Purificazione e analisi di cellule T CD4⁺ naive di topo mediante selezione negativa basata su biglie magnetiche

Per iniziare, preparare una sospensione di una singola cellula splenica di topo con una volta 10 alla potenza di otto cellule per millilitro in un volume da 0,1 a due millilitri. Aggiungere 50 microlitri di siero di ratto al campione. Trasferire il campione in una provetta a fondo tondo in polistirene da cinque millilitri.

Aggiungere 50 microlitri di cocktail di isolamento al campione. Mescolare bene e incubare per 7,5 minuti a temperatura ambiente. Ora aggiungi 50 microlitri per millilitro di cocktail di esaurimento.
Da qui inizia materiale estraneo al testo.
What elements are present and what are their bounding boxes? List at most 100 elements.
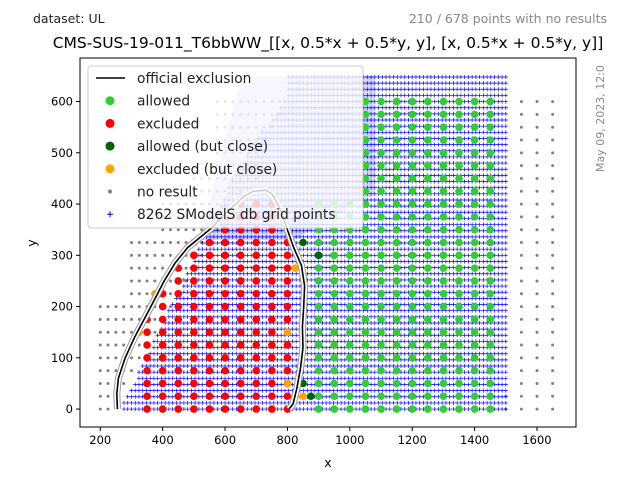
- db-grid-point: [402, 81, 407, 86]
- db-grid-point: [387, 99, 392, 104]
- db-grid-point: [324, 320, 329, 325]
- db-grid-point: [428, 197, 433, 202]
- no-result-point: [519, 266, 523, 270]
- allowed-point: [486, 354, 495, 362]
- db-grid-point: [395, 388, 400, 393]
- db-grid-point: [500, 357, 505, 362]
- db-grid-point: [406, 234, 411, 239]
- db-grid-point: [369, 388, 374, 393]
- db-grid-point: [395, 74, 400, 79]
- db-grid-point: [462, 197, 467, 202]
- excluded-point: [221, 379, 229, 388]
- db-grid-point: [387, 222, 392, 227]
- db-grid-point: [395, 234, 400, 239]
- db-grid-point: [391, 339, 396, 344]
- db-grid-point: [230, 284, 235, 289]
- excluded-point: [236, 277, 245, 285]
- db-grid-point: [432, 191, 437, 196]
- db-grid-point: [488, 388, 493, 393]
- allowed-point: [470, 405, 479, 413]
- allowed-point: [392, 366, 401, 375]
- db-grid-point: [485, 130, 490, 135]
- db-grid-point: [436, 81, 441, 86]
- db-grid-point: [372, 407, 377, 412]
- db-grid-point: [290, 357, 295, 362]
- db-grid-point: [372, 247, 377, 252]
- db-grid-point: [477, 308, 482, 313]
- db-grid-point: [226, 296, 231, 301]
- db-grid-point: [436, 185, 441, 190]
- db-grid-point: [447, 204, 452, 209]
- db-grid-point: [402, 314, 407, 319]
- db-grid-point: [365, 259, 370, 264]
- excluded-point: [221, 289, 229, 298]
- db-grid-point: [436, 345, 441, 350]
- db-grid-point: [421, 400, 426, 405]
- db-grid-point: [440, 130, 445, 135]
- db-grid-point: [133, 388, 138, 393]
- db-grid-point: [238, 234, 243, 239]
- db-grid-point: [485, 339, 490, 344]
- db-grid-point: [324, 271, 329, 276]
- db-grid-point: [413, 327, 418, 332]
- db-grid-point: [342, 357, 347, 362]
- db-grid-point: [384, 364, 389, 369]
- db-grid-point: [357, 228, 362, 233]
- db-grid-point: [485, 118, 490, 123]
- db-grid-point: [477, 154, 482, 159]
- db-grid-point: [238, 376, 243, 381]
- db-grid-point: [181, 407, 186, 412]
- db-grid-point: [320, 234, 325, 239]
- db-grid-point: [279, 394, 284, 399]
- db-grid-point: [372, 130, 377, 135]
- db-grid-point: [290, 327, 295, 332]
- db-grid-point: [436, 105, 441, 110]
- db-grid-point: [443, 81, 448, 86]
- db-grid-point: [406, 93, 411, 98]
- db-grid-point: [387, 204, 392, 209]
- db-grid-point: [447, 364, 452, 369]
- db-grid-point: [481, 327, 486, 332]
- allowed-point: [486, 277, 495, 285]
- excluded-point: [174, 315, 183, 324]
- db-grid-point: [211, 364, 216, 369]
- db-grid-point: [500, 130, 505, 135]
- db-grid-point: [470, 247, 475, 252]
- db-grid-point: [503, 302, 508, 307]
- db-grid-point: [410, 93, 415, 98]
- db-grid-point: [376, 81, 381, 86]
- db-grid-point: [387, 216, 392, 221]
- db-grid-point: [496, 142, 501, 147]
- db-grid-point: [226, 376, 231, 381]
- db-grid-point: [384, 142, 389, 147]
- db-grid-point: [361, 376, 366, 381]
- db-grid-point: [279, 277, 284, 282]
- db-grid-point: [309, 241, 314, 246]
- db-grid-point: [466, 314, 471, 319]
- db-grid-point: [402, 130, 407, 135]
- db-grid-point: [428, 81, 433, 86]
- db-grid-point: [245, 259, 250, 264]
- db-grid-point: [447, 93, 452, 98]
- db-grid-point: [204, 271, 209, 276]
- db-grid-point: [406, 333, 411, 338]
- db-grid-point: [181, 333, 186, 338]
- allowed-point: [361, 302, 370, 311]
- db-grid-point: [466, 222, 471, 227]
- db-grid-point: [312, 320, 317, 325]
- db-grid-point: [398, 118, 403, 123]
- db-grid-point: [342, 259, 347, 264]
- db-grid-point: [264, 370, 269, 375]
- db-grid-point: [324, 327, 329, 332]
- db-grid-point: [294, 320, 299, 325]
- db-grid-point: [485, 185, 490, 190]
- db-grid-point: [264, 400, 269, 405]
- db-grid-point: [503, 370, 508, 375]
- db-grid-point: [417, 364, 422, 369]
- db-grid-point: [432, 142, 437, 147]
- db-grid-point: [380, 271, 385, 276]
- db-grid-point: [166, 333, 171, 338]
- db-grid-point: [264, 407, 269, 412]
- db-grid-point: [492, 130, 497, 135]
- db-grid-point: [451, 327, 456, 332]
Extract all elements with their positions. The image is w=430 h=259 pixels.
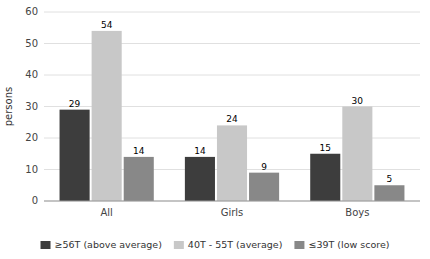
grid-line (44, 201, 420, 202)
bar (60, 110, 90, 201)
legend-swatch (174, 241, 184, 249)
bar (374, 185, 404, 201)
grid-line (44, 12, 420, 13)
legend-label: 40T - 55T (average) (188, 239, 283, 250)
x-tick-label: Girls (221, 207, 244, 218)
y-tick-label: 30 (25, 101, 38, 112)
data-label: 29 (69, 99, 81, 109)
y-tick-label: 0 (32, 195, 38, 206)
x-axis: All Girls Boys (44, 201, 420, 218)
legend-item: ≥56T (above average) (41, 239, 162, 250)
legend: ≥56T (above average) 40T - 55T (average) ≤… (41, 239, 390, 250)
y-tick-label: 10 (25, 164, 38, 175)
y-tick-label: 60 (25, 6, 38, 17)
x-tick-label: Boys (345, 207, 369, 218)
data-label: 9 (261, 162, 267, 172)
y-tick-label: 20 (25, 132, 38, 143)
legend-item: 40T - 55T (average) (174, 239, 283, 250)
x-axis-line (44, 201, 420, 202)
y-tick-label: 50 (25, 38, 38, 49)
data-label: 30 (352, 96, 364, 106)
chart-svg: 0 10 20 30 40 50 60 persons 29 14 15 54 24 30 14 9 5 All G… (0, 0, 430, 259)
data-label: 14 (133, 146, 145, 156)
bar (249, 173, 279, 201)
data-label: 54 (101, 20, 113, 30)
y-axis-label: persons (3, 87, 14, 127)
chart-container: 0 10 20 30 40 50 60 persons 29 14 15 54 24 30 14 9 5 All G… (0, 0, 430, 259)
data-label: 5 (387, 174, 393, 184)
bar (342, 107, 372, 202)
data-label: 15 (320, 143, 331, 153)
legend-item: ≤39T (low score) (294, 239, 389, 250)
bar (217, 125, 247, 201)
legend-swatch (41, 241, 51, 249)
x-tick-label: All (100, 207, 112, 218)
bar (310, 154, 340, 201)
grid (44, 12, 420, 201)
legend-label: ≥56T (above average) (55, 239, 162, 250)
legend-label: ≤39T (low score) (308, 239, 389, 250)
data-label: 24 (226, 114, 238, 124)
data-labels: 29 14 15 54 24 30 14 9 5 (69, 20, 392, 184)
legend-swatch (294, 241, 304, 249)
data-label: 14 (194, 146, 206, 156)
y-axis: 0 10 20 30 40 50 60 (25, 6, 38, 206)
bar (92, 31, 122, 201)
y-tick-label: 40 (25, 69, 38, 80)
bars (60, 31, 405, 201)
bar (124, 157, 154, 201)
bar (185, 157, 215, 201)
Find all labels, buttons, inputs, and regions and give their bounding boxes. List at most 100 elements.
Mescolare bene e incubare per 2,5 minuti. Nel frattempo, agitare le perline magnetiche per garantire una dispersione uniforme. Aggiungere 75 microlitri di perline magnetiche al campione.

Mescolare bene e incubare per 2,5 minuti. Rabboccare il campione con RPMI 1640 medium fino a un volume finale di 2,5 millilitri e mescolare più volte. Quindi posizionare il tubo nel magnete per 2,5 minuti.

Prendi il magnete e capovolgilo con il tubo con un movimento continuo, versando la sospensione cellulare arricchita in un nuovo tubo. Determinare il numero di cellule utilizzando un emocitometro. Eseguire l'analisi citofluorimetrica per le cellule T positive CD quattro naive prima e dopo l'isolamento.

Dopo il gating, trasferire la sospensione cellulare in una nuova provetta da centrifuga. Centrifugare a 400 g per cinque minuti ed eliminare il surnatante. Risospendere il pellet in 200-500 microlitri di terreno RPMI 1640 integrato con il 10% di FBS.

Per ogni millilitro di coltura cellulare, aggiungere due microlitri di cocktail di attivazione leucocitaria e mescolare. Coltiva le cellule in un incubatore ad anidride carbonica a 37 gradi Celsius con umidità satura per quattro-sei ore.